I wonder: Is the same true if $X, Y$ are non-singular complex analytic spaces?
I know that Sard's theorem shows that "most" fibers are smooth, in the sense that $f(\operatorname{Sing}(f)) \subset Y$ has Lebesgue measure $0$. But is $f(\operatorname{Sing}(f))$ also contained in a Zariski-closed subset?
If this is true, what is a good reference?
Here is a reference. I have translated the statement and changed the wording slightly.

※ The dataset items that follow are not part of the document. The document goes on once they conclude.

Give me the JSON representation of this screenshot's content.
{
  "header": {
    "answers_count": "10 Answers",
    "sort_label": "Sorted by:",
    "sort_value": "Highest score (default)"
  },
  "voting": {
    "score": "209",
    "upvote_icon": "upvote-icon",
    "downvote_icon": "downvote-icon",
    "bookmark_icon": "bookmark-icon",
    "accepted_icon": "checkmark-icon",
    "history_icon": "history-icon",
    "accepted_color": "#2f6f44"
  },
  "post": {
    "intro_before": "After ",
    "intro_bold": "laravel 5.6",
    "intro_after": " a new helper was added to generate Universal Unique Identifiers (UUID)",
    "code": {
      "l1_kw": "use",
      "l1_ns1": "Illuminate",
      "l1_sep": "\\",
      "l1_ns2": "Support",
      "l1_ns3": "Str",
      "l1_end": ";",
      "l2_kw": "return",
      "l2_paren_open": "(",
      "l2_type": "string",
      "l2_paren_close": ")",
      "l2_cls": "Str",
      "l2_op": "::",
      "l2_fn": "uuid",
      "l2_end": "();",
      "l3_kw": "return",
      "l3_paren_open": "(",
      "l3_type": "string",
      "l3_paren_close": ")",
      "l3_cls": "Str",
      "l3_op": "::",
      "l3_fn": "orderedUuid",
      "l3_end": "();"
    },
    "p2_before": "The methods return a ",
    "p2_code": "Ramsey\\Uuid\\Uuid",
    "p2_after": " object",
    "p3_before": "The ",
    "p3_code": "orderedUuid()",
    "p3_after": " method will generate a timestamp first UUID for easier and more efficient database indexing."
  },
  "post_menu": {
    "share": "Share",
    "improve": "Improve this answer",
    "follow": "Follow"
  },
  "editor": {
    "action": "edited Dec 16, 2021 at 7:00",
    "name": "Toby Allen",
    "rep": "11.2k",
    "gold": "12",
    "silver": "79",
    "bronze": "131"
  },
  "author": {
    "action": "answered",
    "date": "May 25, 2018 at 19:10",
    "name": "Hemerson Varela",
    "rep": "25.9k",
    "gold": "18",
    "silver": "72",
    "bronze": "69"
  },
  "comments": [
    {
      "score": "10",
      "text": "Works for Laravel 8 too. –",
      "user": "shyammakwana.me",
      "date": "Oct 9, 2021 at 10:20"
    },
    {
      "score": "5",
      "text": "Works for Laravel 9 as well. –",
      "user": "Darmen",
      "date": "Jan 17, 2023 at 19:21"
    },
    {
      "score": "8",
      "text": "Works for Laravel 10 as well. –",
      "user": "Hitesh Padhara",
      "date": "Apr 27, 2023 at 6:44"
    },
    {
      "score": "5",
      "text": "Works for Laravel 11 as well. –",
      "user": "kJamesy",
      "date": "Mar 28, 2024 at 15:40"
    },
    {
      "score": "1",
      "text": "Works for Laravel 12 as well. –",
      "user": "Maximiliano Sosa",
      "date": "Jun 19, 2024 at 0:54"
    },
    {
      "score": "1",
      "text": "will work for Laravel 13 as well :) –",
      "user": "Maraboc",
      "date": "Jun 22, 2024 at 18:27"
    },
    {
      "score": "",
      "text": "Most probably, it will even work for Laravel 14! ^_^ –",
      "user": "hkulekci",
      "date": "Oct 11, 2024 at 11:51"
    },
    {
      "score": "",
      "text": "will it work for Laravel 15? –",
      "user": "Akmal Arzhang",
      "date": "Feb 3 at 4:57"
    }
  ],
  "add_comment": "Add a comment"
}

Theorem [Bănică, Théorème, (ii)]. Let $f\colon X \to Y$ be a morphism of complex analytic spaces. If $f$ is flat, then the set $$U = \bigl\{ x \in X \bigm\vert X_{f(x)}\ \text{is regular at}\ x\bigr\}$$ is open in $X$, and the complement of $U$ is analytic in $X$.
For proper flat morphisms, we have:
Corollary [Bănică, Corollaire, (ii)]. Let $f\colon X \to Y$ be a proper morphism of complex analytic spaces. If $f$ is flat, then the set $$V = \bigl\{ y \in Y \bigm\vert X_{y}\ \text{is a manifold}\bigr\}$$ is open in $Y$, and the complement of $V$ is analytic in $Y$.
As Moishe Kohan suggests, the Corollary follows from the Theorem using Remmert's theorem.
To obtain a statement that does not mention flatness, you can use Frisch's theorem [Frisch, Théorème (IV, 9)] (see [Kiehl, Satz 4] for an alternative proof), which says that the locus in $X$ at which $f$ is not flat is closed and analytic. For a textbook account of Frisch's theorem, see [Bănică–Stănăşilă, Theorem 4.5] (their proof follows [Kiehl]).
Finally, you can see [Bingener and Flenner, Corollary 2.1] for an English reference proving variants of these results (they also prove a version for real analytic spaces).